In another letter, Jefferson urged Hay to “denounce [Marbury v. Madison for] it is not law.” Chief Justice John Marshall, who wrote Marbury, also presided over Burr’s trial. Hay acknowledged the directive, but ignored it.   Towards the end of the felony trial, Marshall issued a favorable ruling to Burr. Jefferson was incensed. He suggested that “these whole proceedings will be laid before Congress”; Jefferson was arguing, in short, that the record should be preserved to form the basis of articles of impeachment against the Chief Justice. Despite his bluster, there is no record that Jefferson actually sought to impeach Marshall based on the Burr case. Jefferson’s intemperate letters are in this respect not that different than Trump’s ephemeral tweets.

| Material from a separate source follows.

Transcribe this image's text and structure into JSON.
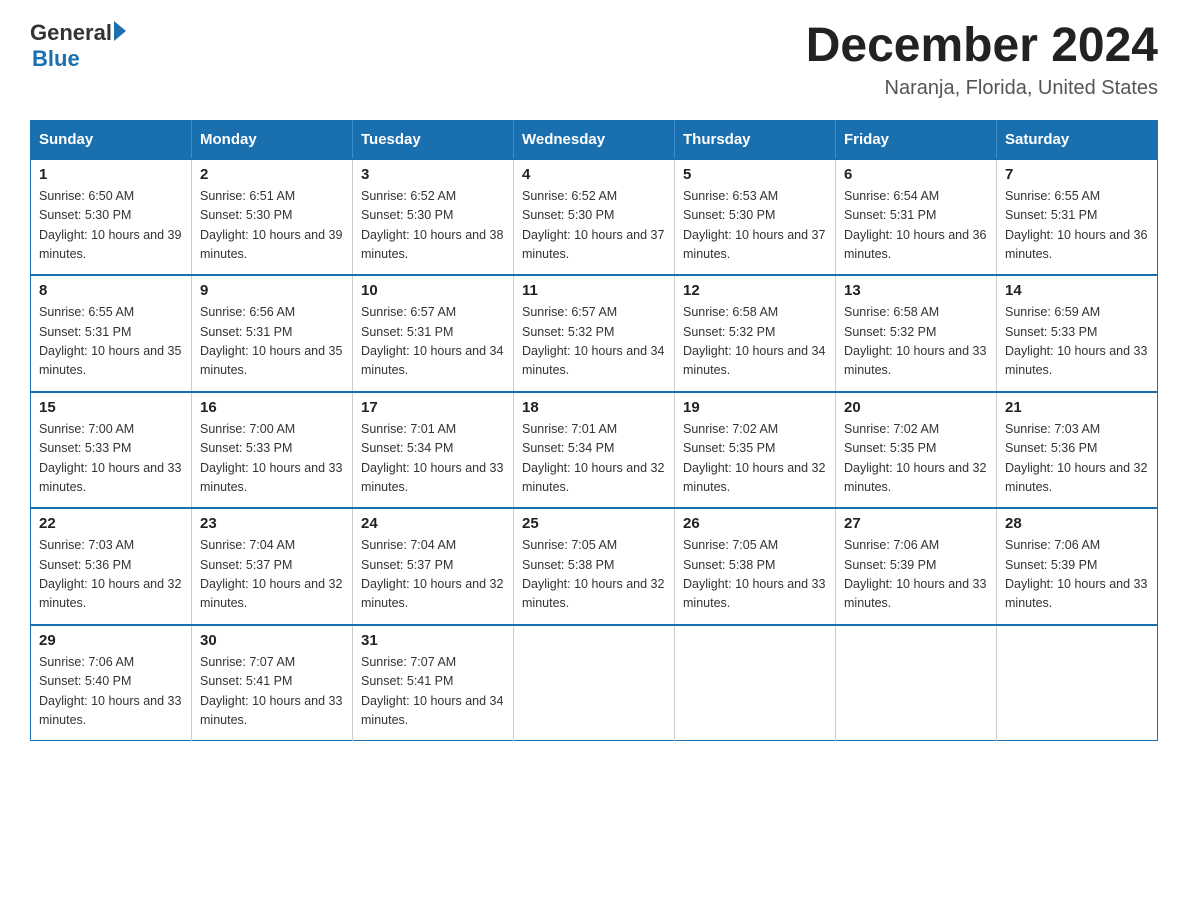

Eventually, Burr was acquitted of the felony charge. Immediately thereafter, Jefferson wrote Hay a letter that was joined by then-Secretary of State James Madison: “We are both strongly of [the] opinion that the prosecution against Burr for misdemeanor should proceed.” If the prosecution is “defeated,” Jefferson wrote, “it will heap coals of fire on the head of the judge”  — a reference to Chief Justice Marshall. Two days later, Hay followed Jefferson’s order, and sought an indictment against Burr for a misdemeanor charge. Once again, Burr was acquitted.

Let’s assume that President Trump in fact ordered Attorney General Barr to recommend a specific sentence Roger Stone. Such meddling would pale in comparison with Jefferson’s micromanagement of a high-profile, politically charged treason prosecution.

If we were drafting a Constitution from scratch, it may make sense to divide the executive power up. For example, in my home state of Texas, the Governor is separate from the Attorney General. This system has some virtue over the federal system.